Mark is briefly silent as they turn onto their street. Then he says, “Brian and Mike let me know tonight that they’ve got to cut from both the marketing and development teams. They said they just wanted a clean cut, one cell. They said it was hard but they picked my group. And they decided to go all the way up.”
“Did they say why?” Bridget is still avoiding looking at anything but the street passing beneath her feet, and Julie’s little bare feet, swinging and bouncing against her thighs.
“Budget. What else. They don’t want to go after another round of investor money until after they get this release out. And the shittiest thing is they’re not even letting me tell the guys they’re going to be let go. Not until after the release date. That’s how they do things, those two.”
“Why your team, though?”
“Oh, I don’t know,” Mark says, almost moans, his voice enlarging as if he wants to yawn even though he’s anything but bored by the question. Her heart aches for him for a moment. “I guess I just don’t put in the hours that the other team leads do. Those guys live there. They really live there. I can’t do that right now.”
“I don’t know,” she mumbles. “It looks to me like you live there.”
“You’d be surprised at how much is happening during the hours when you’re asleep,” Mark says bitterly. He’s pulling his house keys from his pocket, and they’re turning up the walk. “I don’t know why I even bother coming home at night. You’re both asleep and I miss you anyway. But there’s a lot happening in the office during the overnight hours, believe it or not. I haven’t been there enough, but I haven’t been here enough, either.
“You know what, though, I cannot wait to get out of there. Seeing how they’
re burning up my team, after they get as much out of them as they possibly fucking can. It’s the last fucking straw. It’s all been a waste,” he concludes. His voice is tight and hollow. Bridget blinks, her eyes burning.
“I’m so sorry, Mark,” she says. “You work really hard. It’s not fair.”
“Fair isn’t what life is about,” Mark responds. “Not for anybody.” He opens the door to their house, and the air-conditioning inside swims out to touch their faces and bathe their sticky bodies. He leans across the threshold to turn on the light in the foyer and then holds the door open for Bridget and Julie to pass through ahead of him.
But Bridget cannot move. She can’t enter the house.
Her way is blocked by the ghost, waiting in the doorway just as she had imagined a few minutes ago that it might, although its gaze is fixed not on Mark but on Bridget. The stench of wet earth is overpowering, carried toward them much more forcefully than the gentle press of the cooled air inside the house, and Bridget’s throat lurches.
“Oh God,” she hears herself say.
Its mouth hangs open hungrily, a black maw.

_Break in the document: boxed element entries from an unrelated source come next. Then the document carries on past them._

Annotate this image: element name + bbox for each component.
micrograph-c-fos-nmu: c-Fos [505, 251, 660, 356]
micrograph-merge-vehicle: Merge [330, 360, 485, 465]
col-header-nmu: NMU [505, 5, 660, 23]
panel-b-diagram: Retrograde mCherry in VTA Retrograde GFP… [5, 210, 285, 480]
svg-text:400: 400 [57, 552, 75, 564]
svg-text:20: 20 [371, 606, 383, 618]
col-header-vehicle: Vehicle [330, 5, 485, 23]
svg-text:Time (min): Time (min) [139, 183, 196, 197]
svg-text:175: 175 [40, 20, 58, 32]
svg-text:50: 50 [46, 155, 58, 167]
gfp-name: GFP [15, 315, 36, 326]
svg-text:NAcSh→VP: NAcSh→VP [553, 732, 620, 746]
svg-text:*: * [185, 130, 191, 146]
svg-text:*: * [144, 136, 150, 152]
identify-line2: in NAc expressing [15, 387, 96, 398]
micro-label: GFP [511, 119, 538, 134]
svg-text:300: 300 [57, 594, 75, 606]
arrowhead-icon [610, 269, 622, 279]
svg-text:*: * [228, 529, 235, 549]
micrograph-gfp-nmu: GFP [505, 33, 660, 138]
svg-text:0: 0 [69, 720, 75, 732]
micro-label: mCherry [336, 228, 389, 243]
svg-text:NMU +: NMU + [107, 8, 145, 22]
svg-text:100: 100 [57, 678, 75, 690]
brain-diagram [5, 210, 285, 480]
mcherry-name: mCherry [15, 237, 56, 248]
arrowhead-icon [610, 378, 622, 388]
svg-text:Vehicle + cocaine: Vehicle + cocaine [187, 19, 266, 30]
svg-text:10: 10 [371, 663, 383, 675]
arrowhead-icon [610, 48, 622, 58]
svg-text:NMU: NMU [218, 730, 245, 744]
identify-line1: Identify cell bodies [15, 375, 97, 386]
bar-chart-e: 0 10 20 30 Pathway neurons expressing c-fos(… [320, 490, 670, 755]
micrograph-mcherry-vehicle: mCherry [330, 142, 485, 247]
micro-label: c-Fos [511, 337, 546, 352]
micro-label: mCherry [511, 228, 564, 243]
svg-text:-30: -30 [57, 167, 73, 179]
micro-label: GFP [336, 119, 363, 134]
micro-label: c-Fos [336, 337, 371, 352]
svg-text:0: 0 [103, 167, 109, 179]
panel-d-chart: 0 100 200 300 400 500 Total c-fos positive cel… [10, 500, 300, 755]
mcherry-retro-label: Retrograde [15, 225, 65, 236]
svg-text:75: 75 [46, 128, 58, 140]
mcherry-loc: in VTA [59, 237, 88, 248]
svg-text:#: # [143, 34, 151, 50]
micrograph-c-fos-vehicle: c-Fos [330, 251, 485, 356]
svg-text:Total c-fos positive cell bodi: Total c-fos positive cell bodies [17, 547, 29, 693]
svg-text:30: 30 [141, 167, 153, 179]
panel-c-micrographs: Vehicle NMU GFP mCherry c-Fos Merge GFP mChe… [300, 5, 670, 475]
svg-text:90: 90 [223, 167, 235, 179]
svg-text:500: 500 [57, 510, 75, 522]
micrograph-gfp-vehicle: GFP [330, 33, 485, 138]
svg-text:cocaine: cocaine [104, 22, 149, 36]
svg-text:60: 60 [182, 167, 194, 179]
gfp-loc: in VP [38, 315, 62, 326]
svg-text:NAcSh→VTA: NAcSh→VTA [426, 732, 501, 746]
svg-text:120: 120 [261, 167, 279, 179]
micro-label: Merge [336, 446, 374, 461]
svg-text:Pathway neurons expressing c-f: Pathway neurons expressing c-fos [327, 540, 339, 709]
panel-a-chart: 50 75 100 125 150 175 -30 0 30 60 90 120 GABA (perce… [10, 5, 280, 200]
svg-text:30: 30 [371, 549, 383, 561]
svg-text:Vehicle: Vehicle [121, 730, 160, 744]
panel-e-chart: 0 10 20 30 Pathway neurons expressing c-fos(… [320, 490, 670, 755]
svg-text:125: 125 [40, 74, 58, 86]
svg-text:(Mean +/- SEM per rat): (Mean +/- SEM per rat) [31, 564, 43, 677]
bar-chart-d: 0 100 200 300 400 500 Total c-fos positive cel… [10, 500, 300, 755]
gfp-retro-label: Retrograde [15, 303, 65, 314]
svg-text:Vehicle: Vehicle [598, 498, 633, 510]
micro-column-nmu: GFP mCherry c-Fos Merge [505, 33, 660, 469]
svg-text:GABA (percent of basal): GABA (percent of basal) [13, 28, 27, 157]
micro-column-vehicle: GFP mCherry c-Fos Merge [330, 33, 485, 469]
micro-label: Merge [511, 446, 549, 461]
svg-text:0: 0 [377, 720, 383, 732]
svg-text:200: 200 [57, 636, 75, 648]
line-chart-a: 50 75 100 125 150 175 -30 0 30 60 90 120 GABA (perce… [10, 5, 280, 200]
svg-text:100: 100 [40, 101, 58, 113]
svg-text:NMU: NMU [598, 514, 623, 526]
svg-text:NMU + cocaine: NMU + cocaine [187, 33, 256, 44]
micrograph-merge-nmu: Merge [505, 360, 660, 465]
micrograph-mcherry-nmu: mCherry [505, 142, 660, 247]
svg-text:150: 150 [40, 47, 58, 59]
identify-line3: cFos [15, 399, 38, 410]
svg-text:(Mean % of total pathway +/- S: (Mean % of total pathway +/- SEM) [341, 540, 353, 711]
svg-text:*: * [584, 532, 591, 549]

Bridget sees to her horror that the ghost no longer really resembles a woman—in fact, whatever was human in its formless shape-shifting is actually disappearing within an indistinct mass of white limbs and black gulfs, its eyes, its mouth, the hollows of its cheeks and throat. But the woman is still there, inside the mass of flickering movement, thin and hungry, a melting ghost inside of a ghost. What will happen when she is gone inside of it? Bridget’s heart is hammering. What will happen to us when she’s swallowed up? What will it come for next?
Is this what was happening to her while I refused to see?